A Defensora Pública deu entrada no pedido de tutela de urgência, solicitando que o juiz considerasse suprida a documentação somente com o CPF e certidão de nascimento e ainda que o adolescente com morte encefálica fosse reconhecido como doador identificado, para que o transplante pudesse ocorrer. A entrada do pedido ocorreu à 23h30 do dia 15, foi feito também contato com a assessoria do juiz plantonista, para explicar a gravidade do caso, sendo que o magistrado tem o prazo de até 24 horas para fazer a análise, contudo o parecer favorável foi expedido por volta das 11h do dia 16, tendo sido prolatada a decisão concedendo o pleito da Defensoria.
“Quando a decisão saiu imediatamente enviamos para a assistente social da Central de Transplantes que acompanhava o caso, assim como para a mãe do adolescente, e informamos que por ter assinatura eletrônica já poderia ser efetivada a captação, independente da entrega pelo oficial de justiça, o que também foi feito. Às 17h30 do dia 16 foi iniciada a retirada dos órgãos e segundo informação da assistente social foi possível a realização de transplantes de fígado e rim com sucesso”, relata a Defensora Pública.
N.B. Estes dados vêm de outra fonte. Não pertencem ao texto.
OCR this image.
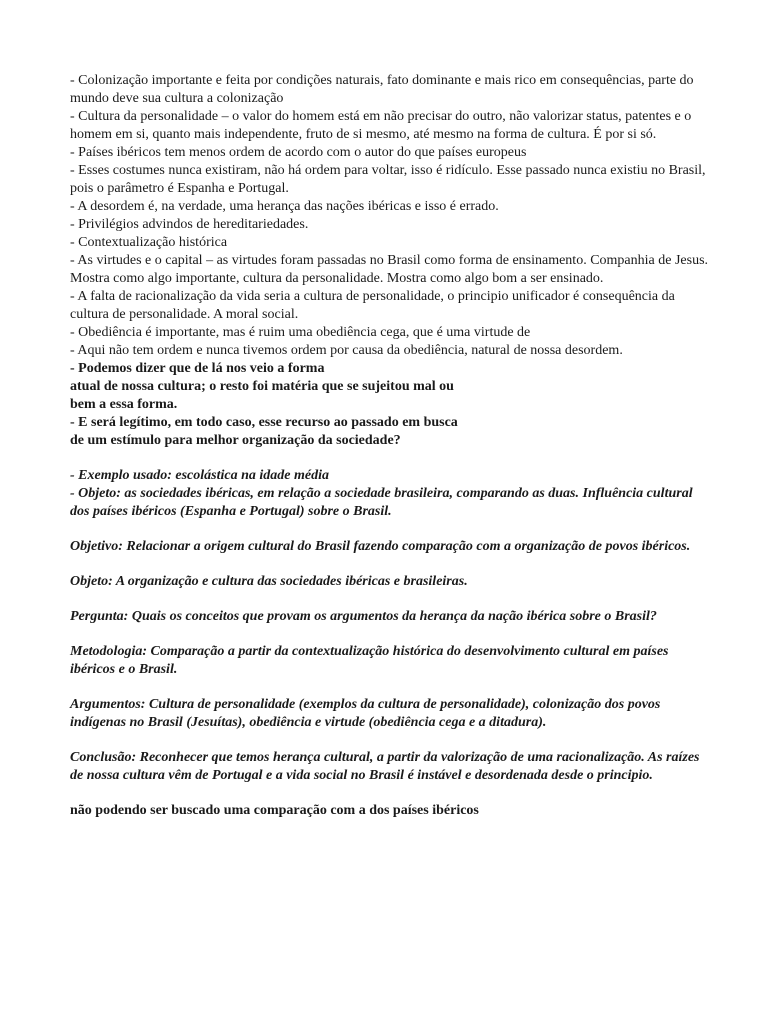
- Colonização importante e feita por condições naturais, fato dominante e mais rico em consequências, parte do mundo deve sua cultura a colonização

- Cultura da personalidade – o valor do homem está em não precisar do outro, não valorizar status, patentes e o homem em si, quanto mais independente, fruto de si mesmo, até mesmo na forma de cultura. É por si só.

- Países ibéricos tem menos ordem de acordo com o autor do que países europeus

- Esses costumes nunca existiram, não há ordem para voltar, isso é ridículo. Esse passado nunca existiu no Brasil, pois o parâmetro é Espanha e Portugal.

- A desordem é, na verdade, uma herança das nações ibéricas e isso é errado.

- Privilégios advindos de hereditariedades.

- Contextualização histórica

- As virtudes e o capital – as virtudes foram passadas no Brasil como forma de ensinamento. Companhia de Jesus. Mostra como algo importante, cultura da personalidade. Mostra como algo bom a ser ensinado.

- A falta de racionalização da vida seria a cultura de personalidade, o principio unificador é consequência da cultura de personalidade. A moral social.

- Obediência é importante, mas é ruim uma obediência cega, que é uma virtude de

- Aqui não tem ordem e nunca tivemos ordem por causa da obediência, natural de nossa desordem.

- Podemos dizer que de lá nos veio a forma

atual de nossa cultura; o resto foi matéria que se sujeitou mal ou

bem a essa forma.

- E será legítimo, em todo caso, esse recurso ao passado em busca

de um estímulo para melhor organização da sociedade?

- Exemplo usado: escolástica na idade média

- Objeto: as sociedades ibéricas, em relação a sociedade brasileira, comparando as duas. Influência cultural dos países ibéricos (Espanha e Portugal) sobre o Brasil.

Objetivo: Relacionar a origem cultural do Brasil fazendo comparação com a organização de povos ibéricos.

Objeto: A organização e cultura das sociedades ibéricas e brasileiras.

Pergunta: Quais os conceitos que provam os argumentos da herança da nação ibérica sobre o Brasil?

Metodologia: Comparação a partir da contextualização histórica do desenvolvimento cultural em países ibéricos e o Brasil.

Argumentos: Cultura de personalidade (exemplos da cultura de personalidade), colonização dos povos indígenas no Brasil (Jesuítas), obediência e virtude (obediência cega e a ditadura).

Conclusão: Reconhecer que temos herança cultural, a partir da valorização de uma racionalização. As raízes de nossa cultura vêm de Portugal e a vida social no Brasil é instável e desordenada desde o principio.

não podendo ser buscado uma comparação com a dos países ibéricos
Lia Medeiros fala da sensação advinda do resultado alcançado. “Foram muitos sentimentos desde quarta-feira até ontem, primeiro o peso da responsabilidade, o fato de estar ali e de certa forma correndo contra o tempo para poder ajudar a salvar a vida de outras pessoas, o sentimento de pesar pela vida de um jovem que terminou muito precocemente devido a uma violência, o sentimento de admiração por essa mãe que, mesmo com a dor de perder um filho, estava contribuindo com tudo, ajudando com toda a documentação que pedimos para que fosse possível doar os órgãos do filho, teve ainda um sentimento de apreensão enorme que algo desse errado. Quando finalmente soubemos que tudo havia dado certo, que os transplantes haviam ocorrido com sucesso, veio uma reflexão sobre a ressignificação da questão da morte, em como um momento de dor e pesar pode se transformar em alegria e esperança para outras pessoas. Fui invadida por uma grande felicidade e me senti extremamente grata por estar nesse lugar e ter contado com a ajuda de tantas pessoas, entre colegas e servidores, que me ajudar para que pudesse fazer esse pedido e ele pudesse chegar a um resultado tão bom. No final, creio que foi mais essa reflexão mesmo e a gratidão por ser Defensora Pública e, naquele momento poder contribuir para que a vida de outras pessoas fossem salvas”, afirma.